21 fevereiro 2010

Só 28 vezes o dia 18??!!




Um copo de leite.
Um bolo de requeijão.

Que estranho falar destas coisas tão banais, aqui.
E, no entanto, são importantes, para mim.
Por isso, falo delas só aqui; porque não sou capaz de falar delas.
Reflectem muito do que vai doer sempre, cá dentro.
Pequeninas coisas soltas que flutuam num imenso mar de saudades.

Bebi um copo de leite frio, pela primeira vez, desde que o David morreu.
Fiz um bolo de requeijão.
O ultimo bolo de requeijão, … levei-o para o hospital de dia, durante uma das quimioterapias do David, para oferecer às enfermeiras e doentes.
Eu era a “senhora dos bolos”, mãe daquele rapazinho …

Já repararam num copo grande de vidro cheio de leite? É tão bonito!
O David adorava beber um enorme copo de vidro transparente, cheio de leite frio…
E mirava-o, antes de o beber. Achava-o bonito.
Luminoso!
Também eu sempre gostei de fazer estranhas combinações.
Beber leite em grandes copos de cerveja ou de sumo ou cálices de vinho do Porto.
Tomar café em copos pequeninos de vidro, de bagaço, …
O leite branco … era comum aos dois!
Bebi um copo de leite frio e vieram-me as lágrimas aos olhos.

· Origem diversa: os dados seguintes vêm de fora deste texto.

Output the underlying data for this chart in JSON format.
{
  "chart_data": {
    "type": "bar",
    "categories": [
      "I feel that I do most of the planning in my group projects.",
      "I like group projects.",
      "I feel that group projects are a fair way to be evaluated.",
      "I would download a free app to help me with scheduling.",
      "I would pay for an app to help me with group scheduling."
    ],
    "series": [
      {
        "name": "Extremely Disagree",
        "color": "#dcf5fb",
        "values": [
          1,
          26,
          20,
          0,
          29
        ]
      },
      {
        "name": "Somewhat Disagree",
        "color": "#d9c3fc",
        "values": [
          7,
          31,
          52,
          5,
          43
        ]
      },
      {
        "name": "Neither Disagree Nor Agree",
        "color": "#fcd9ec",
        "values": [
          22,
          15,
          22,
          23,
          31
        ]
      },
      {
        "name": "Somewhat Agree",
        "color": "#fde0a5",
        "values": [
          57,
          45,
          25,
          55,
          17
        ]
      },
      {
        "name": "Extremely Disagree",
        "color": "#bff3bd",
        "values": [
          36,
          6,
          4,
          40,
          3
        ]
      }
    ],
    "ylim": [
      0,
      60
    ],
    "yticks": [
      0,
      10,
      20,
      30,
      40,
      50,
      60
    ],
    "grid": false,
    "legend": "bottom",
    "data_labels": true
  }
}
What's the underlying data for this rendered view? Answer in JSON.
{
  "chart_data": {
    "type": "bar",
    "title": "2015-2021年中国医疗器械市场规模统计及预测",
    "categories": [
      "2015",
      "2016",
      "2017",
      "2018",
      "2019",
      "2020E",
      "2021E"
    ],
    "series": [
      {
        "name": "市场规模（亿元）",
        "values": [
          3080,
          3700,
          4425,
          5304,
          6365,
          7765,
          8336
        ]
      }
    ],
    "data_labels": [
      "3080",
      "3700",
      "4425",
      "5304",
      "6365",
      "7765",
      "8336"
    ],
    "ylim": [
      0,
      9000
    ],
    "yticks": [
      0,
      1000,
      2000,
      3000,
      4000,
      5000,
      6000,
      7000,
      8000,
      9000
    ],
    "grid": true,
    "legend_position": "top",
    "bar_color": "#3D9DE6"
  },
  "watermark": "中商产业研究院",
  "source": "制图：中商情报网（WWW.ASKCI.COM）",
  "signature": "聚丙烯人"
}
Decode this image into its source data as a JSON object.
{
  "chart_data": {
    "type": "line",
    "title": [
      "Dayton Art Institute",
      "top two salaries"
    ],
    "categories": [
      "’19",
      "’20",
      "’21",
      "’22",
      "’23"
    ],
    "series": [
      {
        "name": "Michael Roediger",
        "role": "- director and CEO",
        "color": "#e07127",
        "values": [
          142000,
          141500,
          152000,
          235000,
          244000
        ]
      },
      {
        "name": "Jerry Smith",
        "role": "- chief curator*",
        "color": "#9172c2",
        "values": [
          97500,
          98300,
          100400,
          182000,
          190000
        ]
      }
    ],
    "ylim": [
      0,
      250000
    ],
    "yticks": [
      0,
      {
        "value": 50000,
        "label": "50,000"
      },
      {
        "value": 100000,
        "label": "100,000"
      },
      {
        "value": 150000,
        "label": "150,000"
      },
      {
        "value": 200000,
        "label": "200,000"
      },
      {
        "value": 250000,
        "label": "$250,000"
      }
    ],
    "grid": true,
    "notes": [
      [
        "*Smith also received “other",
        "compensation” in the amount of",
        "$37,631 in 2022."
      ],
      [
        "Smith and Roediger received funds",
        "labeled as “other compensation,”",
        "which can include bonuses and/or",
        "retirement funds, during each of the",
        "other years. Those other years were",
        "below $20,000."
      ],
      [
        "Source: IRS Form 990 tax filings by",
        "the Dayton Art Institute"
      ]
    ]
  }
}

Não foi apenas um copo de leite.
Tinha o sabor amargo da saudade.

06 fevereiro 2010

Ao som da "Sodade"



Esqueço-me, agora mais, de coisas recentemente ditas, feitas ou ouvidas.
Não é indiferença, não é distracção.

Foi mesmo agora que falaram comigo e já não me lembro ...
É ausência inesperada, não voluntária.
Estou sempre entre cá e lá.
Saio, só por um bocadinho ...
As evocações são tão reais!
Já estou de volta.
Percorro longos corredores de palavras, feitas de imagens, atoladas em areias movediças.
Ditas de cá ou ciciadas ao ouvido, de lá.
Tempo de antes e tempo do depois.
Permaneço em ambos, todo o tempo é agora.
É mais forte do que eu, este escorregar lento e contínuo.
Apesar da fadiga do viver à beira do abismo que separa estes meus mundos paralelos, não sobrepostos.
Instalo-me, onde quer que esteja, como duas.
Mesmo aqui, frente à lareira acesa ...
No sofá ao lado, o David adormeceu cansaços.
Mesmo aqui, frente à lareira, eu velava no silêncio.
Tudo está, duma certa forma, relacionado com o David.
Com o meu existir passado, que não escorreu lentamente pelos telhados do tempo...
Que, subitamente, se rasgou.
Me rasgou.
Deixando-me entre cá e lá.
Basta o vislumbre súbito do mar, basta um som com um timbre diferente, basta um gesto familiar, basta uma voz de locutor de jazz, basta uma luminosidade mais agressiva, basta eu existir …
Neste desalinho ausente dos dias.
Um pouco perdida na parte de trás da vida.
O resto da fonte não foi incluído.